– Но, но, распетушился! Офицерство твоё – блатное, по милости царя, а не по твоим военным заслугам, дворянству твоему – без году неделя, а войну ты никогда не видел.

– Я сказал то, что думал. Прости, батюшка, виноват.

– Поменьше слюней разводи. Что государь ответил?

– Улыбнулся.

На самом деле царь был очень растроган этой речью и сказал, что он, Матвеев – верный слуга ему, царю, что он понимает горе России, униженной и ограбленной соседями, лучше многих бояр и князей, и что он, царь, ему, Артамошке, всецело доверяет.

– Вот будет он так улыбаться твоим глупостям, потом смеяться начнёт – потеряешь всякое влияние на государя.

– А оно у меня есть? Моё, с позволенья сказать, «влияние» – как листок осиновый, но я этот листок положил на чашку с надписью «война».

– Какая чашка? Что ты мелешь?

– Я себе так представляю. Есть весы с двумя чашками: «война» и «мир». Все, кого спрашивает царь, кладут своё мнение на одну из чашек. У одного мнение весит мало, как пушинка, у другого – тяжёлое, как пудовая гиря.

– Вечно ты что-то выдумываешь, – проворчал Алмаз Иванович. Но фантазия пасынка ему неожиданно понравилась.

– И какая гиря сейчас самая тяжёлая?

– Никонова.

Глава Посольского приказа досадливо крякнул.

– И где она лежит?

– На чашке войны, разумеется. Батюшка, что с тобой? Никон давно уже подталкивает царя начать войну за веру, называет его «новым Константином», посланцы гетмана у него днюют и ночуют. Это задолго до твоего отъезда началось, ты не можешь не знать.

– Так-то так, да он может взять и перемениться. Никон – самодур и фанатик, он не по разуму действует, а по моче, которая в голову ударила. Сегодня ударила так, завтра – этак.

Пасынок промолчал. Он уважал Никона.

– Никита Иванович, значит, верен себе, а что боярин Морозов? Разомкнул уста?

Артамон хихикнул:

– Боярину Морозову не до того.

– Как это не до того?

– Он опять жену в измене подозревает. С каким-то английским купцом, не то Бингли, не то Бигсли. Бедная Анна Ильинична получила очередную порку, а Бигсли исчез.

– Как так исчез?

– Так. Трупа не нашли, но и в мире живых его тоже никто с той поры не видел. Утверждают, что Борис Иванович и его приближённые могли бы пролить свет на это темное дело, но они ничего не проливают.

– Тьфу! Я всегда Бориса Ивановича за умного человека держал, а он задурил: у нас на носу Собор, война, а он глупостями занимается.

– Если бы тебе, батюшка, жена изменяла, ты бы это «глупостями» не называл.

– Что?!! Да как смеешь даже помыслить такое о своей матери?! Высеку, как сидорову козу!

– Тогда уж как сидорова козла.
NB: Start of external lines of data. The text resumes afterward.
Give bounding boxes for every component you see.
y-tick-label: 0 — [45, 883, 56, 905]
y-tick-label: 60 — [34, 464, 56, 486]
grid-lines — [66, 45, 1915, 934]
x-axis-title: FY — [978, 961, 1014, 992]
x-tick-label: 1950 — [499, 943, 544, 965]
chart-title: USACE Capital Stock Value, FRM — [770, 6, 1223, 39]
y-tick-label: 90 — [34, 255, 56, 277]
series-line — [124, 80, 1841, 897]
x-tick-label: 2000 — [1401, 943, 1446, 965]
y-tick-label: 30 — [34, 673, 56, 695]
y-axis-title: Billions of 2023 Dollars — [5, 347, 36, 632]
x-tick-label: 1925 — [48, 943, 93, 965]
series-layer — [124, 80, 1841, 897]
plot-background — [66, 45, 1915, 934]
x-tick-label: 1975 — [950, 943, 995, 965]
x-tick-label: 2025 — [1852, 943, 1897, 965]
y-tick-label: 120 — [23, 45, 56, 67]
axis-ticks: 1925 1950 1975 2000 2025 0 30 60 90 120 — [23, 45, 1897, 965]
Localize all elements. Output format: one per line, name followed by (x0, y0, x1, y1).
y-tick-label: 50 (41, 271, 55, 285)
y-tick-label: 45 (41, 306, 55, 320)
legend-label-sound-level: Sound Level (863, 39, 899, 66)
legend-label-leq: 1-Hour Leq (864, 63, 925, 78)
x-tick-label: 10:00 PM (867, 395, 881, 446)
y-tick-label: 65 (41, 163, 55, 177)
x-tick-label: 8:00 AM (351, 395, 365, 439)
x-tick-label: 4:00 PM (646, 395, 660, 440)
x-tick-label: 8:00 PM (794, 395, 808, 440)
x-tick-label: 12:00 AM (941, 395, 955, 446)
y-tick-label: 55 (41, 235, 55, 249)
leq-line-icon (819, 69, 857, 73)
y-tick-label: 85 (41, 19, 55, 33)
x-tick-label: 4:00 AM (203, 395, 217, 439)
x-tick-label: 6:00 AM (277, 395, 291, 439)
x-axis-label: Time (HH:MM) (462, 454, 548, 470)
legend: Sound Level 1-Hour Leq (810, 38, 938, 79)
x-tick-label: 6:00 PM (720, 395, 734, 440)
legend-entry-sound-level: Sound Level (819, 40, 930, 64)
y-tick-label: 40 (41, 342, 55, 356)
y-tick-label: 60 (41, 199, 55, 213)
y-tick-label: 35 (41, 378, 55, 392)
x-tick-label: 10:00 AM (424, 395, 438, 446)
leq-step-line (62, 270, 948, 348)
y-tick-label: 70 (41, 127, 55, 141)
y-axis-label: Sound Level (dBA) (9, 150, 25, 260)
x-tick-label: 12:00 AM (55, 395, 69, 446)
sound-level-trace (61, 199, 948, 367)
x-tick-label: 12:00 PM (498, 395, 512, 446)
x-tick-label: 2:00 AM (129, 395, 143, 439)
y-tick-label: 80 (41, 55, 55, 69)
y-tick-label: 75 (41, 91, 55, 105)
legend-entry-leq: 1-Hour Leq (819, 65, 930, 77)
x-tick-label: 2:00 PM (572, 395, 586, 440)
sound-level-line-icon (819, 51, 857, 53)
И я не про матушку, я вообще.

– Я тебе за такое «вообще» задницу отдеру – месяц сидеть не сможешь.

– Батюшка! Не откажи в милости, расскажи про посольство в Польшу.

– Отлично съездили. Мы с князем Репниным, дай ему бог здоровья, изо всех сил делали вид, что хотим мира, а сами вели дело прямо к войне. И надо отдать должное ляхам: они изо всех сил нам в этом деле помогали, прямо из сил выбивались. Мы что разумное предлагаем – они вместо того, чтобы согласиться и договориться с нами, смеются. Мы глупости предлагаем – смеются снова. Мы у них просим – отказывают, и не затем, что жалко, а затем, чтобы отказать. Царский титул уже и не знают, как исказить, только чтобы поиздеваться на москалями[18]. Мы им предлагаем посредничество в замиренье с казаками – крик на всю Варшаву: это наши подданные! Вы здесь лишние! А согласись они – вот бы мы попали: мирить бы пришлось.

– Одной бы рукой мирили, для вида, а другой сговаривались бы ударить на них. Но тогда нам было бы стыдно, а так – не будет.

– «Стыдно» или «не стыдно» – это глупости. О благе для государства думать надо. И представь себе: мы уже в кареты садимся, ехать в Москву, а паны вокруг нас стоят и с нами спорят. Теперь у нас есть предлоги для войны.